Once installed, Stealka silently steals sensitive information from your computer. It’s designed to go after crypto wallets, browser login data, and more. It can pull data from over 100 apps and extensions, including Chrome, Firefox, Edge, and Opera. This allows it to bypass two-factor authentication and access accounts without needing passwords.

Stealka specifically targets crypto wallets such as MetaMask, Trust Wallet, Coinbase, Binance, and Phantom. It also goes after password managers like 1Password, LastPass, Bitwarden, and NordPass. The malware can download settings from 80 different crypto wallets—including Bitcoin, Ethereum, Dogecoin, Monero, and Exodus—to steal private keys and seed phrases.

But it doesn’t stop there. Stealka also grabs data from email clients like Outlook and Thunderbird, messaging apps like Discord and Telegram, and even VPN tools such as ProtonVPN and Surfshark. It looks for sensitive info saved in note-taking apps and collects system details, installed programs, hardware info, and screenshots.

Some of the infected mods were posted using hijacked accounts on trusted modding sites. For example, a GTA V mod containing Stealka was shared by a previously compromised user account, which made it look more trustworthy.

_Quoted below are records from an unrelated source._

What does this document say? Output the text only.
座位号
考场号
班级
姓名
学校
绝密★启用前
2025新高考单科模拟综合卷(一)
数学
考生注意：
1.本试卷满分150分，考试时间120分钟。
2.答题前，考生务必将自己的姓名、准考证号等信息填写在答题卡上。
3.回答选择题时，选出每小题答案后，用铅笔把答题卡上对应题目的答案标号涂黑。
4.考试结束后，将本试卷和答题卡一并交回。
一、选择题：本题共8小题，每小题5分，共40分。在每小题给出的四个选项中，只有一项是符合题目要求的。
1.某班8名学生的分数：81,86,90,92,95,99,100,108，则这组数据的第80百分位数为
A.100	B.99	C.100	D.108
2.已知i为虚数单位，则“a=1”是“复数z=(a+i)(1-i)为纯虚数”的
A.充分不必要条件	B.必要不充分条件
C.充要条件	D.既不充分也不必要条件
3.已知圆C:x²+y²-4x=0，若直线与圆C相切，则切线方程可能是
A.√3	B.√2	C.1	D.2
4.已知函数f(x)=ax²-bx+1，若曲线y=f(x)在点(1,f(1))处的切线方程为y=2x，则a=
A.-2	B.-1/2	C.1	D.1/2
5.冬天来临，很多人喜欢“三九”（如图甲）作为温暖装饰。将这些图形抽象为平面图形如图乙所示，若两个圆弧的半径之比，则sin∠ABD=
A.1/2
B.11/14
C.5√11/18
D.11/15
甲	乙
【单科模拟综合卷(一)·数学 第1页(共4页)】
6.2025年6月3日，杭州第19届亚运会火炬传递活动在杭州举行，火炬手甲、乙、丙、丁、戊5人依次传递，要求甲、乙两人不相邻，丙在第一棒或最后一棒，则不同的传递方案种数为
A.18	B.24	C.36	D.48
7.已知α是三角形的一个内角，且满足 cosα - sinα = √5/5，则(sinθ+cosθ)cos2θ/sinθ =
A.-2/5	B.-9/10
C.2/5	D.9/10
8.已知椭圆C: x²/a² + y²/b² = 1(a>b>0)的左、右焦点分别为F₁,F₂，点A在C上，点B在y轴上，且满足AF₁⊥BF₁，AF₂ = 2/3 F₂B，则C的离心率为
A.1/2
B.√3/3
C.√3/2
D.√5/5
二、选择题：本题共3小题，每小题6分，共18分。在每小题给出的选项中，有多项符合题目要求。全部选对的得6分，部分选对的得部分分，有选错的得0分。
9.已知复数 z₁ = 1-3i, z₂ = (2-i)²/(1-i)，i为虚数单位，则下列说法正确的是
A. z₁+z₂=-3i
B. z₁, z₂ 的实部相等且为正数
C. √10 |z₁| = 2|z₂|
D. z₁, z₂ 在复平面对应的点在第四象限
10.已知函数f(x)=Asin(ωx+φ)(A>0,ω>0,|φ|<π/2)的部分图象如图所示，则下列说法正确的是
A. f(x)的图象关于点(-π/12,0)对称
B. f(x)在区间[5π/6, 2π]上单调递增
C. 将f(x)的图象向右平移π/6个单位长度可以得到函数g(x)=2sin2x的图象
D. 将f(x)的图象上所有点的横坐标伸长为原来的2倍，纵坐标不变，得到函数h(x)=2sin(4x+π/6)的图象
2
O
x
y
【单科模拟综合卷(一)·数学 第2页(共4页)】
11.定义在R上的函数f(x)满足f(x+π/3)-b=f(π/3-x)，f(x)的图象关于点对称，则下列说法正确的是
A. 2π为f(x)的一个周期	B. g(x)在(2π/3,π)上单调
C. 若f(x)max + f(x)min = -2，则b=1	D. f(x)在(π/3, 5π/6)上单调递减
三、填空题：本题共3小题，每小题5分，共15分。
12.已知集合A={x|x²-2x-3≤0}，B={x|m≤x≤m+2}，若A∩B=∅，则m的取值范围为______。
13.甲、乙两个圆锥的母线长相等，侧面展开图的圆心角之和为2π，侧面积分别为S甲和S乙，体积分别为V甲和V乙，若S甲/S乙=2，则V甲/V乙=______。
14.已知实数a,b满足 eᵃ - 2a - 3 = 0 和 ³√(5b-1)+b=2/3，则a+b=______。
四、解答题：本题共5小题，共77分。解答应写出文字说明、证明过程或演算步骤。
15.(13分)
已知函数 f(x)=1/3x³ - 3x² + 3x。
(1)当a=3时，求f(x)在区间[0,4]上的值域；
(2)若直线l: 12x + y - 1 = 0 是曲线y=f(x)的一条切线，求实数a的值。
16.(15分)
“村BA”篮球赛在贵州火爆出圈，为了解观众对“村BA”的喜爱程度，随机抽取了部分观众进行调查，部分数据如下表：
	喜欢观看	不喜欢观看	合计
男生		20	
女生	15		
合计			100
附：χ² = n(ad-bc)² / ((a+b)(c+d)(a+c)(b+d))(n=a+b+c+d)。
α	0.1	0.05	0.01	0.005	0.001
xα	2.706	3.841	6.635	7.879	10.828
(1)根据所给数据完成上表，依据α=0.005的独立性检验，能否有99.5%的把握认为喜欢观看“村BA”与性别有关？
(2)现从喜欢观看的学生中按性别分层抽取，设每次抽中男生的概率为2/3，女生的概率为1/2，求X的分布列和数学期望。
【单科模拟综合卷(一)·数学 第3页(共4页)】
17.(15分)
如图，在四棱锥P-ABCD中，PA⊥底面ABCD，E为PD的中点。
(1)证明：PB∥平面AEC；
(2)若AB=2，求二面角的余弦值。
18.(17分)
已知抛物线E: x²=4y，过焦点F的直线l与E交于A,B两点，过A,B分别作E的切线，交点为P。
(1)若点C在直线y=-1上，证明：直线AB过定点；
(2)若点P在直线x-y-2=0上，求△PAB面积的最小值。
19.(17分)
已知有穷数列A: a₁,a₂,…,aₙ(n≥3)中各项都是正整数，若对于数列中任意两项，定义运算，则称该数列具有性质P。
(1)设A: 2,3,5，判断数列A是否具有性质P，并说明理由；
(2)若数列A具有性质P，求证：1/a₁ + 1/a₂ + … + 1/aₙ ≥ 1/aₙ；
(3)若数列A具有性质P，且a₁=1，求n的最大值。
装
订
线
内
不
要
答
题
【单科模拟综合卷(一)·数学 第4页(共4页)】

This discovery comes at a time when crypto security is facing major challenges. In 2025 alone, the industry has already lost over $9 billion to hacks—about 10% of the total $90 billion stolen in the past 15 years. Just in November, losses exceeded $276 million.

Experts say that many of these attacks happen not because of flaws in the code but due to poor security practices after launch or during updates. Most Web3 projects don’t even have basic firewalls or modern AI security tools in place. As smart contracts become harder to hack directly, attackers are now focusing more on human errors and weak operational security.

Other recent threats include fake GitHub repositories (GitVenom), malware on mobile app stores (SparkKitty), and trojans hiding in fake Microsoft Office installers (ClipBanker). Some advanced hackers are even hiding malware inside blockchain smart contracts on Ethereum and BNB Smart Chain, making them harder for law enforcement to shut down.

To stay safe, users should be extra cautious when downloading software or game mods—especially from unofficial sources. Avoid clicking on links from unverified websites or forums, use strong passwords with two-factor authentication, and keep your antivirus software up to date.